Sure there were moments when a couple others showed signs of promise. Andy Murray for a while threatened to infiltrate the group -- for a while I was irked by the fact that he was consistently included in the Big Four while Juan Martin Del Potro was never given a shot -- and Stan Wawrinka managed to stake his claim to three Majors himself. Even Marin Cilic, who managed a couple finals after his breakthrough in New York, has held his own. All have struggled with injury, Murray even coming to the brink of retirement, but they certainly remain relevant in the latter half of draws -- Murray even pulled off a stunning title run in Antwerp in October.

But if we're looking for the next generation of power players -- after all, the reign of Rafa, Roger, and Nole cannot last forever -- we may have to look elsewhere. And this year may have given us the best opportunity yet to find those contenders. The average age of the top ten, minus the Big Three, is the youngest it's been since 2009, and some of them have already made strides. Dominic Thiem has reached two Major finals, and Daniil Medvedev looked for a moment like he could have been the spoiler at this past U.S. Open. Meanwhile Alexander Zverev may have had a quiet start to the year, but he bounced back in London with a run to the semis. And Stefanos Tsitsipas, who rocketed up the rankings in the last 18 months, has wins over all of the Big Three this year -- and a shiny new ATP Finals trophy to boot.

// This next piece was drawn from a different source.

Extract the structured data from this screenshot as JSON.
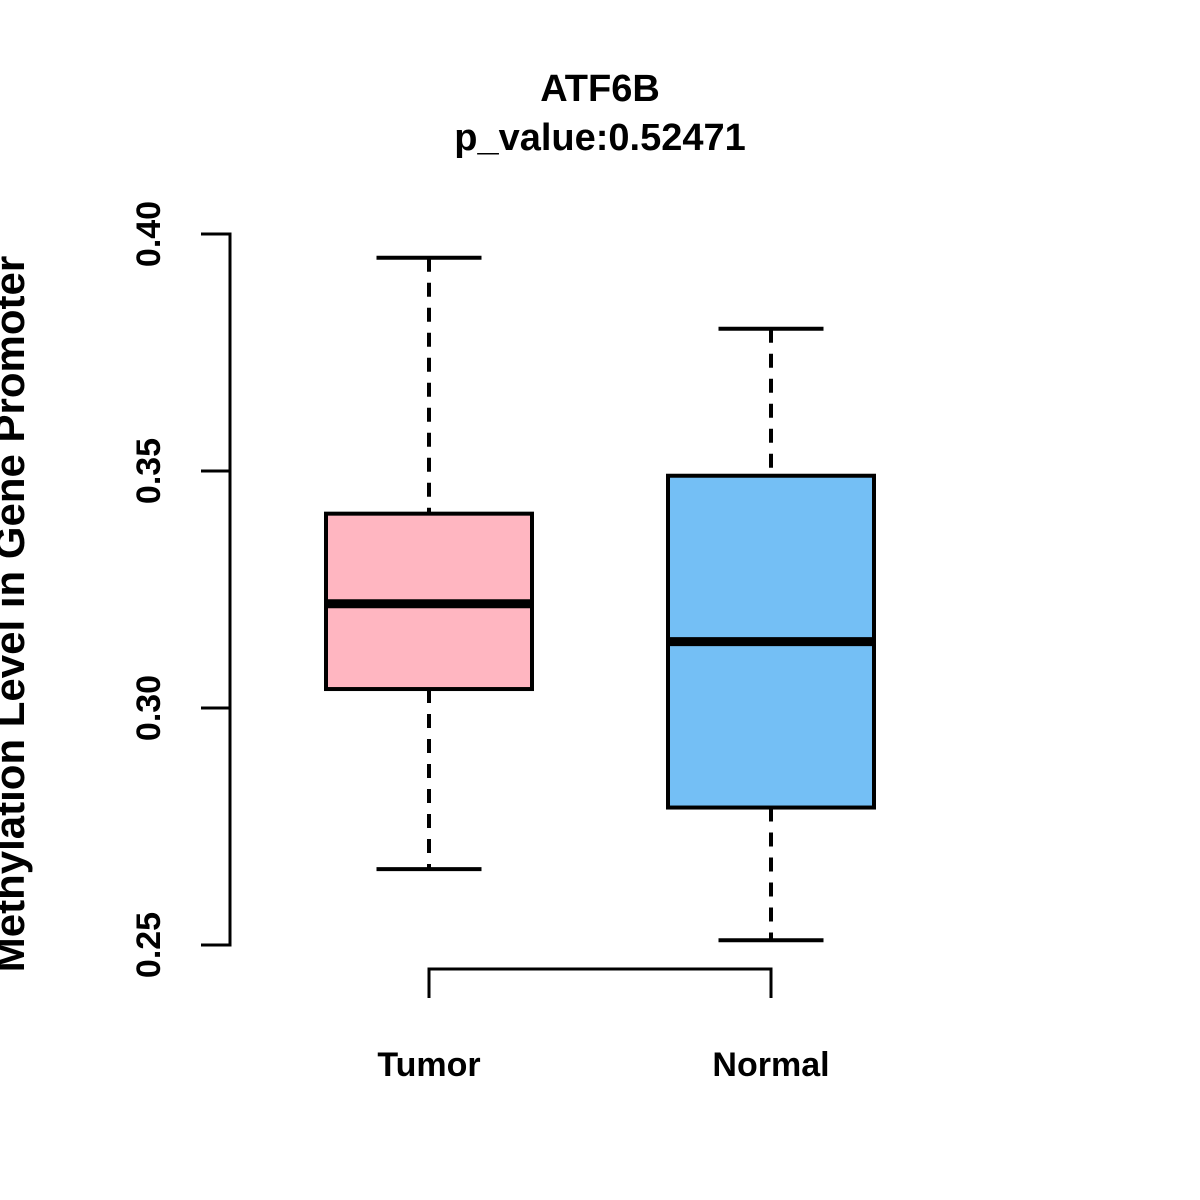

There are real hopefuls outside the top ten too. I've held my breath more than a few times watching Karen Khachanov face off against Nadal over the years. And young Felix Auger-Aliassime, the surprise semifinalist in Miami this year, has a handful of wins over the elite players this year. It may be a couple years before their breakouts, but at the very least, I'm going to have to learn how to pronounce more than a couple of names. And of course, there are the surprise stand-outs that seemingly come out of nowhere.

Of course, I don't expect the Three Kings to leave the door too wide open for these guys. I imagine they've still got at least a handful of big titles left in them, but we're certainly facing a regime change soon. Will the game be the same when they hang up their hats? Of course not. But there seems to be some hope for what's to come.

Well, I think that's good for now. Come back tomorrow for my thoughts on Serena in 2020. And be sure to keep coming back to Tennis Spin all year long!

(1) My other career -- thankfully -- is no longer so all-consuming and now affords me the luxury of spending more time here. My other resolution -- recurring -- is to improve my posture, but I've failed at keeping that up past Day One some six years running. Hopefully I'll be more successful with this.

(2) Exactly how tall do you have to be, and how high should you toss the ball, and at what angle should you hold your racket, to hit a 125 mph serve wide into the deuce court when you're in Cincinnati and there's a tornado brewing in Toledo?

(3) No matter now get-able those shots seem on TV.

(4) I promise, though, that I have no intention of mimicking Wallace's prolific use of footnotes. This is my last one, I swear.